The 25 photographs in this exhibition are all of men from Northern Afghanistan. The obvious common feature of the portraits is that all the men are wearing the pakul, the soft woolen hat.
In recent years photographs of men wearing pakuls became identified with the war of resistance against the Soviet Union, most famously by the well known leader of the mudjahideen Ahmed Shah Masood. Masood was assassinated two days before 9/11, the attack on the twin towers that led to the eventual removal of the Taliban from power in Afghanistan. The hat however has acquired a wider symbolism and is identified with the fighting and fighters in Afghanistan.
In the exhibition Afghan Pakul, the photographer, Anne Feenstra has attempted to capture this overlooked aspect of Afghanistan. These portraits are of a father worrying about his sick daughter, the concentration of a craftsman who repairs shoes and of a shepherd who just returned (after 5 months) from the Pamir mountains.
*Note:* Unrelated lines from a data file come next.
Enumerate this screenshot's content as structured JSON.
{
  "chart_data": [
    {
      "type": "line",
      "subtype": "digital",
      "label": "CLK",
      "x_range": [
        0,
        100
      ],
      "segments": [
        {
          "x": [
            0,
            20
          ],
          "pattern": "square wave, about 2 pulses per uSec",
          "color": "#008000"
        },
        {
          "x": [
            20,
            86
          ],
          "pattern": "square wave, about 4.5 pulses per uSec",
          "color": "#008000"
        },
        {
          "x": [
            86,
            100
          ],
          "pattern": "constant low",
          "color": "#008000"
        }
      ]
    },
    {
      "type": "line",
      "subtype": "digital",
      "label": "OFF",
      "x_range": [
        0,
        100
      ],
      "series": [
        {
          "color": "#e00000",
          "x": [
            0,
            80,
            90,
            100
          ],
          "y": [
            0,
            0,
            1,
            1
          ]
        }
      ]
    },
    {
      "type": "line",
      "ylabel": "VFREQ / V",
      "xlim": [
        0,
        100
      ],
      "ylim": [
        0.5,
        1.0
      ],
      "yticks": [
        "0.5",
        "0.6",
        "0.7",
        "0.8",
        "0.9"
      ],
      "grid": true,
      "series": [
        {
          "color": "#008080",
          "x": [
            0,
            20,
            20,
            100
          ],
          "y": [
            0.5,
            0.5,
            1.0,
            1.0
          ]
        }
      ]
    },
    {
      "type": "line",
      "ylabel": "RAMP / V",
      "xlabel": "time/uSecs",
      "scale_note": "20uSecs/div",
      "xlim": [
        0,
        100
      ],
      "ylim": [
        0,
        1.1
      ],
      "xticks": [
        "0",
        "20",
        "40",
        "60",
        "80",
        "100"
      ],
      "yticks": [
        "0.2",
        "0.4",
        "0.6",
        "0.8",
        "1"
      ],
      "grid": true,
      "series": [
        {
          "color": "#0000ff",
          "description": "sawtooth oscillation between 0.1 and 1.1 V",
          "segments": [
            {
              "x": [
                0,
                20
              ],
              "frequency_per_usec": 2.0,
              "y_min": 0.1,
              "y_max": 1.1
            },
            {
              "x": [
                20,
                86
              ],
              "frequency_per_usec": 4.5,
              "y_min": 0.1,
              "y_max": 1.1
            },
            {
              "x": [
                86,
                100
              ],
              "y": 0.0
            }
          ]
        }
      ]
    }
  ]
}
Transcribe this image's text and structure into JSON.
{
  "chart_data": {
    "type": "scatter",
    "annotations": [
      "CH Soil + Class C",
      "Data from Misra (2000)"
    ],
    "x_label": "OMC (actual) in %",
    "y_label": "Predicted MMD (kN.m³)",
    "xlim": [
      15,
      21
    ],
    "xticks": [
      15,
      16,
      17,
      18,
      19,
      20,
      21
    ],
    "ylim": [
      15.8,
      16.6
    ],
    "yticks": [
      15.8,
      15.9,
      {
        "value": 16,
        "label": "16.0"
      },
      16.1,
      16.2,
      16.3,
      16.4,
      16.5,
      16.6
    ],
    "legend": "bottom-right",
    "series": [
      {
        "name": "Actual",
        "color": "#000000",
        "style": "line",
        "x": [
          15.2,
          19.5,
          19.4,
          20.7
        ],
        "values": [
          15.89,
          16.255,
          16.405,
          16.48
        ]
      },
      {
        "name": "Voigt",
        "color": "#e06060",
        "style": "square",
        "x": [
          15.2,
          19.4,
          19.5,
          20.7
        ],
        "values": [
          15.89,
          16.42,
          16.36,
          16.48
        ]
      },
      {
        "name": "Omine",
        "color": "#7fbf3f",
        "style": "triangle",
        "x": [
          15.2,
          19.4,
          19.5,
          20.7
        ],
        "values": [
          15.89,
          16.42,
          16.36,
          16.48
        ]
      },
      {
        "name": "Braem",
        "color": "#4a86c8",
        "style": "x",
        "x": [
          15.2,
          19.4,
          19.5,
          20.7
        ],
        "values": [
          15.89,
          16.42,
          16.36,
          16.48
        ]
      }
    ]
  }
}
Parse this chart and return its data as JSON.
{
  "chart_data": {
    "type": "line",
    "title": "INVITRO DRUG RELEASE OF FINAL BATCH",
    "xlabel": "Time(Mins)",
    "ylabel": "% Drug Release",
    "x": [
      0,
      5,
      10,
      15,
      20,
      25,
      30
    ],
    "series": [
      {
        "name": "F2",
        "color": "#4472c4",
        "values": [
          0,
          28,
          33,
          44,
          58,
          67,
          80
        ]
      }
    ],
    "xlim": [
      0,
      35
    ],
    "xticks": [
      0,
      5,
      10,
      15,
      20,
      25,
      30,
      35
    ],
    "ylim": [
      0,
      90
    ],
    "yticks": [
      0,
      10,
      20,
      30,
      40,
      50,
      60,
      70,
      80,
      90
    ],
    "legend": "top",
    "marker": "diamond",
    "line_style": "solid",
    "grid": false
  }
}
They are of a police man, a school headmaster, a shopkeeper, a boy that rides his donkey for fun and an afghan man that could be the twin brother of Bratt Pitt. None of them are fighters, only ordinary Afghans living and surviving from day to day, like in other parts of the world.
The photographs are from Northern Afghanistan, the province of Badakshan which comprises the Wakhan corridor, where Feenstra, an architect, designed and built the visitor’s centre for the Pamir National Park, one of the most astoundingly beautiful and unspoilt high altitude wildernesses in Asia.
Feenstra, who has been living and working in Afghanistan for three years as an architect and teaching pro bono in the Kabul University speaks enough Dari to talk to all the Afghan men portrayed here thus gathering basic information, like their profession or what they were up to at the moment of the dialogue.